Looking further ahead towards the end of June, there is the possibility of more unsettled conditions returning, bringing longer spells of rain across the UK at times. This could also be accompanied by some stronger winds.
“Temperatures will be near normal or warm overall for the time of year, warmest conditions most likely in the southeast,” said the Met Office.
Heatwaves in the UK
A heatwave refers to a prolonged period of hot weather, which is at times accompanied by high humidity.
Low pressure and high pressure are two of the main variables which control how much heat the UK receives, with high atmospheric pressure causing the weather phenomenon that is most common in summer.
For the past two years, a heatwave has occurred during the summer months in the UK and they can happen due to the location of the jet stream, which is usually to the north of the UK in the summer.

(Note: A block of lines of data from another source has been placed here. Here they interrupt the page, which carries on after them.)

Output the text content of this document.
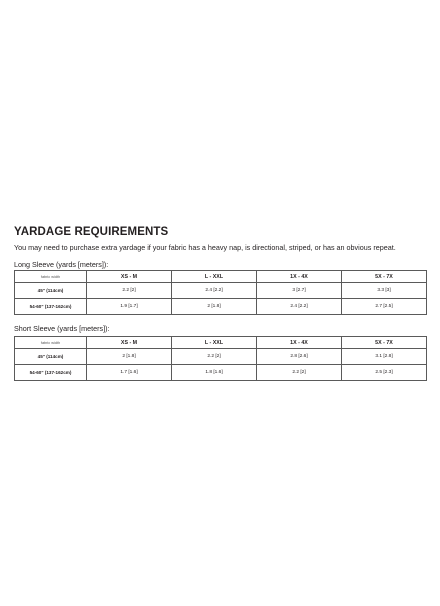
YARDAGE REQUIREMENTS
You may need to purchase extra yardage if your fabric has a heavy nap, is directional, striped, or has an obvious repeat.
Long Sleeve (yards [meters]):
fabric width	XS - M	L - XXL	1X - 4X	5X - 7X
45" (114cm)	2.2 [2]	2.4 [2.2]	3 [2.7]	3.3 [3]
54-60" (137-162cm)	1.9 [1.7]	2 [1.8]	2.4 [2.2]	2.7 [2.5]
Short Sleeve (yards [meters]):
fabric width	XS - M	L - XXL	1X - 4X	5X - 7X
45" (114cm)	2 [1.8]	2.2 [2]	2.8 [2.6]	3.1 [2.8]
54-60" (137-162cm)	1.7 [1.6]	1.8 [1.6]	2.2 [2]	2.5 [2.3]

This can allow high pressure to develop over the UK resulting in persistent dry and settled weather.
Will this summer see a heatwave?
Last year, Blackpool saw temperatures soar, reaching a peak of 30C in June, with temperatures of around 28C continuing into July.
But will Blackpool experience another heatwave this year?
The answer to this question isn’t as simple as you may think, due to the forecasting of the weather being much more complex than a simple yes or no.
Met Office meteorologist, Grahame Madge, explains that although they are “making great strides in meteorological science”, continuously pushing the boundaries of longer and more advanced forecasts, making any weather predictions past a month is “too challenging”.
The vast amount of data which is required to be collected and analysed per second just for a 12 hour forecast, means that any forecast past a seven day period decreases in accuracy and becomes the “merest of indications”.
Although the location of the UK means that we can experience warmer weather and perhaps a heatwave or two at times, Mr Madge explains that its location also means it is at a “crossroads for weather from all directions”, which makes it harder to predict the weather past a month, as our atmosphere is “so chaotic”.
The past few years have been warmer in the summer generally, with last year setting a new record, but this unfortunately doesn’t guarantee the same for this year.